Нам говорят, что за это время проделано много по геологии, археологи и другим наукам. Русская земля не оскудела, но что такое высшая школа в советских условиях? «Известия» от 7 октября посвятили ей передовицу, в которой говорится: «Высшая школа – гордость советского народа. Огромна ее роль в подготовке кадров строителей коммунизма».
Любопытное признание. В Средние века философия была служанкой богословия; в наши дни она служанка ленино-марксизма-сталинизма. И еще пишут «Известия»: «марксистско-ленинская наука о развитии природы и общества должна преподаваться в вузах ясно и доступно (любопытная рекомендация применительно к развитию студентов), в тесной связи с задачами и практикой коммунистического строительства». Итак, наука в коммунистических тисках, и это одно достаточно характеризует уровень науки в советских условиях.
В «Материалах конференции научных работников» (эмигрантов), состоявшейся в Мюнхене в январе с.г., читаем: «За сто лет до советской науки в России, в период реакции, существовала такая же точно наука, как и советская наука. Разница лишь в том, что тогда (это был период мракобесия Магницкого, знаменитого попечителя Казанского учебного округа) требовалось, христианское благочестие (своеобразно понимаемое), а в советской науке требуется марксистское благочестие».
Проф. Филиппов, который делал доклад, говорит еще «очень часто приходилось слышать от научных работников, имевших несчастье жить при советской власти, что советская наука это – настоящая средневековая наука. И, действительно, между советской наукой и средневековой наукой имеется много сходного. Подобно тому, как средневековая наука считает, что Священное Писание дало уже истину, и задача науки состоит лишь в развитии и обосновании этой материальной истины, так и советская наука считает, что марксизм дал уже истину, и что задача науки состоит лишь в развитии и обосновании этой истины».

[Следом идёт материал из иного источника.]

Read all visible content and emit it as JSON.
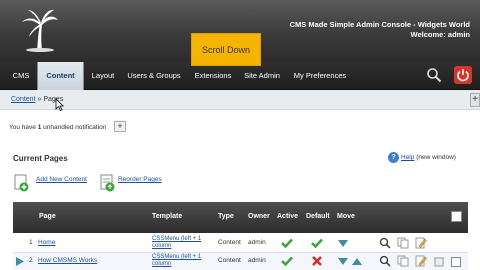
{
  "header": {
    "title": "CMS Made Simple Admin Console - Widgets World",
    "welcome": "Welcome: admin"
  },
  "tooltip": {
    "text": "Scroll Down"
  },
  "nav": {
    "items": [
      {
        "label": "CMS"
      },
      {
        "label": "Content"
      },
      {
        "label": "Layout"
      },
      {
        "label": "Users & Groups"
      },
      {
        "label": "Extensions"
      },
      {
        "label": "Site Admin"
      },
      {
        "label": "My Preferences"
      }
    ],
    "icons": {
      "search": "search-icon",
      "logout": "power-icon"
    },
    "logout_color": "#d9362b"
  },
  "breadcrumb": {
    "root": "Content",
    "separator": "»",
    "current": "Pages"
  },
  "notification": {
    "prefix": "You have ",
    "count": "1",
    "suffix": " unhandled notification"
  },
  "page": {
    "section_title": "Current Pages",
    "help_label": "Help",
    "help_note": "(new window)"
  },
  "actions": {
    "add": "Add New Content",
    "reorder": "Reorder Pages"
  },
  "table": {
    "columns": [
      "Page",
      "Template",
      "Type",
      "Owner",
      "Active",
      "Default",
      "Move"
    ],
    "rows": [
      {
        "num": "1",
        "page": "Home",
        "template": "CSSMenu (left + 1 column",
        "type": "Content",
        "owner": "admin",
        "active": "yes",
        "default": "yes"
      },
      {
        "num": "2",
        "page": "How CMSMS Works",
        "template": "CSSMenu (left + 1 column",
        "type": "Content",
        "owner": "admin",
        "active": "yes",
        "default": "no"
      }
    ]
  },
  "colors": {
    "accent": "#f5b400",
    "link": "#1d4f9c",
    "header_dark": "#2c2c2c",
    "check_green": "#3aa43a",
    "cross_red": "#d52b2b"
  }
}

Надо при этом отметить, что средневековая философия обнаруживала большую тонкость мысли и весьма большое разнообразие в даваемых ответах. Советская же наука никакой точностью мысли и разнообразием в даваемых ответах не отличается, рабски воспроизводя положения Маркса, Энгельса и гордясь именно тем, что она ни в чем не отходит от их положений, ничего не добавляет своего.
Советскую науку можно сблизить с наукой талмудической, которая представляет собой весьма мелочное развитие данных ей истин (Священное Писание Ветхого Завета). Для советской науки Талмуд – это учение Маркса. Как пример крохоборства Талмуда, можно привести длинное рассуждение о том, при каких условиях можно читать молитву «Жема» («Слушай, Израиль»), В советской науке такое же неумолимое крохоборство, например, при разборе взглядов Маркса, Энгельса, Ленина и Сталина относительно построения социализма в одной стране.
Но в Талмуде крохоборство зачастую прерывается выражением сильного чувства и возвышенной мысли. Так Бен-Аззан говаривал: «жертвовать плотью для науки – похвально, жертвовать наукой для плоти – непохвально». Симон, сын Гамалиила, сказал: «На трех вещах покоится свет: на праве, истине и мире».
Ни таких мыслей, ни таких возвышенных чувств, казенная советская наука не знает. Нам преподносят такие прелести: «Марксизм и хирургия», «Вопросы венерологии и дерматологии под углом зрения диалектического материализма», «За партийность в математике», «Марксистско-ленинская теория в кузнечном деле».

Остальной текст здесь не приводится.